McMaster is talking about the 2 percent increase the board gave itself in October 2005 by amending an already approved budget for fiscal 2006-07, essentially bypassing public comment. This little chunk of change followed a 3 percent pay raise approved a year earlier. The average salary for board members is now about $32,000 per year, which includes fully paid benefits — not bad for part-time work. The more controversial "leadership raises" giving $10,000 extra to Commission Chairman Bill Bullard Jr. (R-Holly), plus an additional $5,000 for the board's vice chairperson and majority and minority leaders, were later rescinded after causing too much of a public stink.

But what McMaster says particularly steams his beans is the way the raises were approved. Pay hikes passed through budget amendments, he says, are a violation of Michigan's Open Meetings Act. McMaster filed a complaint late last year with the county prosecutor's office, which — surprise — didn't bite. They gave the case to the State Police, who told McMaster they saw no grounds for prosecution. The board, for its part, says the allegations are hogwash.

"The state police said they saw no wrongdoing," says Commissioner David Coulter (D-Ferndale). "[McMaster] is welcome to criticize the raise, but it was done at a board meeting in front of the public."

But voting for something in front of the public is not the same as holding a public comment session, McMaster says. He says he's now discussing legal strategy with a private litigation lawyer who specializes in cases dealing with the Open Meetings Act.

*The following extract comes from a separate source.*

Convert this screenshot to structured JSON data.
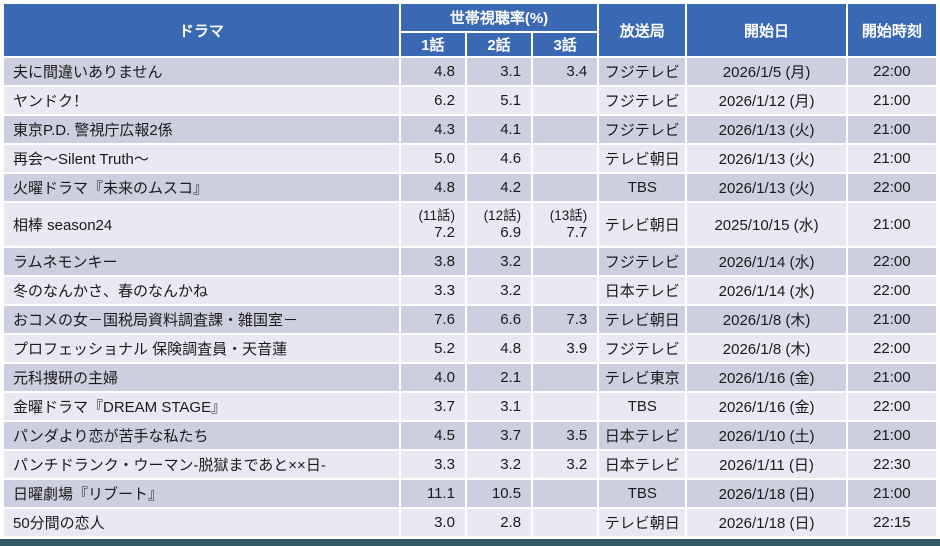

McMaster's fashion critique did not amuse Commissioner Chuck Moss (R-Birmingham), who called it a cheap shot. "The last time McMaster saw us was during a casual-dress day," he said, one held in conjunction with a fundraiser benefiting a sick colleague. So for the record: The OC Board of Commissioners always dresses nice, except when it's helping co-workers.

Besides clothes, there was also music. Members of the Lake Orion High School band opened the meeting with their renditions of "The Star Spangled Banner" and their own school fight song. Republican Commissioner Eric Wilson, who oversees Orion Township and presented the band, said the set list had been a subject of debate with County Exec L. Brooks Patterson, also in attendance. "I told Brooks 'Hail to the Chief' was not appropriate," Wilson joked.